Oakland’s Community and Economic Development Agency (CEDA) is using the new Virtual City application developed in conjunction with Internet consultants from the Los Angeles-based Dames & Moore Group, to provide an interactive, on-line GIS for its residents. The application drives CEDA’s Dynamic Map Room, where residents may interact with full-color maps, obtain land parcel information and apply for permits.
System integrator Oakland Computer Co., using MapGuide software from AutoDesk, San Rafael, Calif., also helped develop the site, which enables anyone with a personal computer and Internet connection to access municipal data 24 hours a day, seven days a week.
The site is a treasure trove of information about city parcels and neighborhoods, including streets, zoning, ownership, physical characteristics, historical significance, census and demographic data, crime reports and proximity to public transportation.
These applications represent only the first stage of a project that will ultimately deliver many additional municipal services to computer users.

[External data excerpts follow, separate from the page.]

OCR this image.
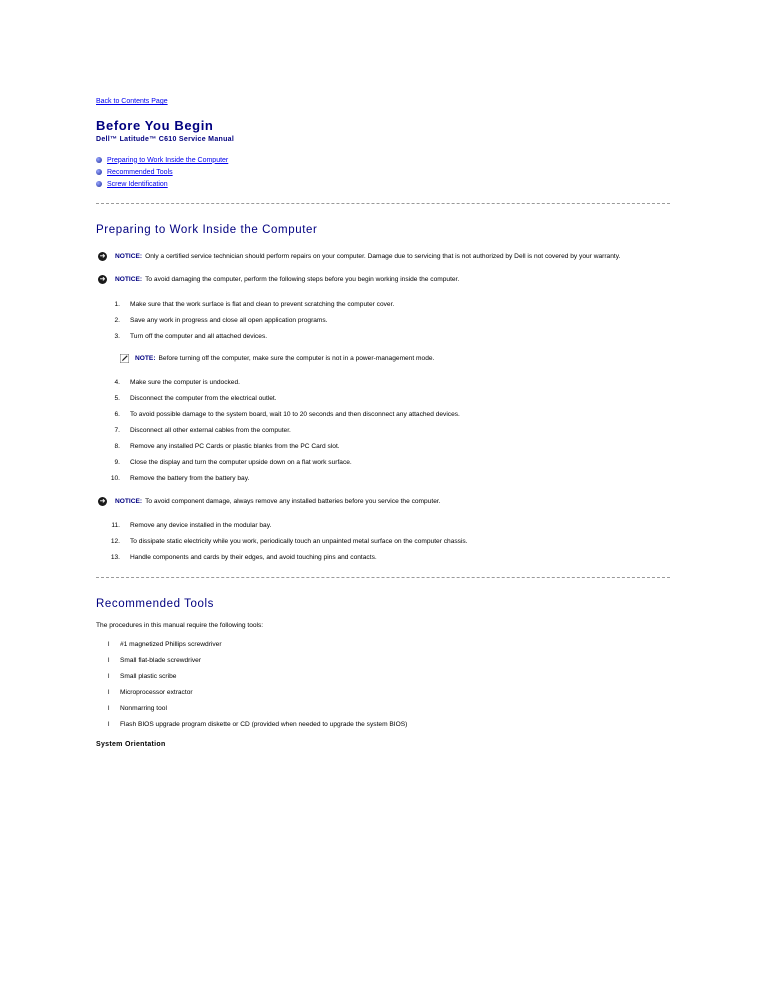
Back to Contents Page
Before You Begin
Dell™ Latitude™ C610 Service Manual
Preparing to Work Inside the Computer
Recommended Tools
Screw Identification
Preparing to Work Inside the Computer
➜ NOTICE: Only a certified service technician should perform repairs on your computer. Damage due to servicing that is not authorized by Dell is not covered by your warranty.
➜ NOTICE: To avoid damaging the computer, perform the following steps before you begin working inside the computer.
1. Make sure that the work surface is flat and clean to prevent scratching the computer cover.
2. Save any work in progress and close all open application programs.
3. Turn off the computer and all attached devices.
NOTE: Before turning off the computer, make sure the computer is not in a power-management mode.
4. Make sure the computer is undocked.
5. Disconnect the computer from the electrical outlet.
6. To avoid possible damage to the system board, wait 10 to 20 seconds and then disconnect any attached devices.
7. Disconnect all other external cables from the computer.
8. Remove any installed PC Cards or plastic blanks from the PC Card slot.
9. Close the display and turn the computer upside down on a flat work surface.
10. Remove the battery from the battery bay.
➜ NOTICE: To avoid component damage, always remove any installed batteries before you service the computer.
11. Remove any device installed in the modular bay.
12. To dissipate static electricity while you work, periodically touch an unpainted metal surface on the computer chassis.
13. Handle components and cards by their edges, and avoid touching pins and contacts.
Recommended Tools
The procedures in this manual require the following tools:
l	#1 magnetized Phillips screwdriver
l	Small flat-blade screwdriver
l	Small plastic scribe
l	Microprocessor extractor
l	Nonmarring tool
l	Flash BIOS upgrade program diskette or CD (provided when needed to upgrade the system BIOS)
System Orientation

“We are now giving Oakland’s clients first-rate access to our most recent maps and city information,” says Virtual Oakland Project Manager Frank Kliewer, who oversees the Dynamic Map Room. “This is where government services and the Internet are headed.”
The impetus for the site was a pair of natural disasters that devastated the city: the 1989 Loma Prieta earthquake and the 1990 Oakland Hills fire.
In the wake of these events, the city designed an on-line mapping system with funding from the Federal Emergency Management Agency to help people rebuild their homes and businesses as quickly as possible.
The city glimpsed the potential of the Internet to provide access for developers, planners, architects and the general public.
The technology is a way to stimulate economic development by making it easier for people to do business with the city and eliminate the frustrations of waiting in line or dealing with busy signals on the phone.
The web site is data base-driven, which reduces system maintenance requirements, Kliewer says. The appropriate city officials or departments will be responsible for maintenance of connected databases.
Virtual Oakland promises a huge payoff in terms of reducing the time the staff spends responding to inquiries, promoting inter-departmental collaboration and better equipping employees to do their jobs, since they will have quicker access to the information they need.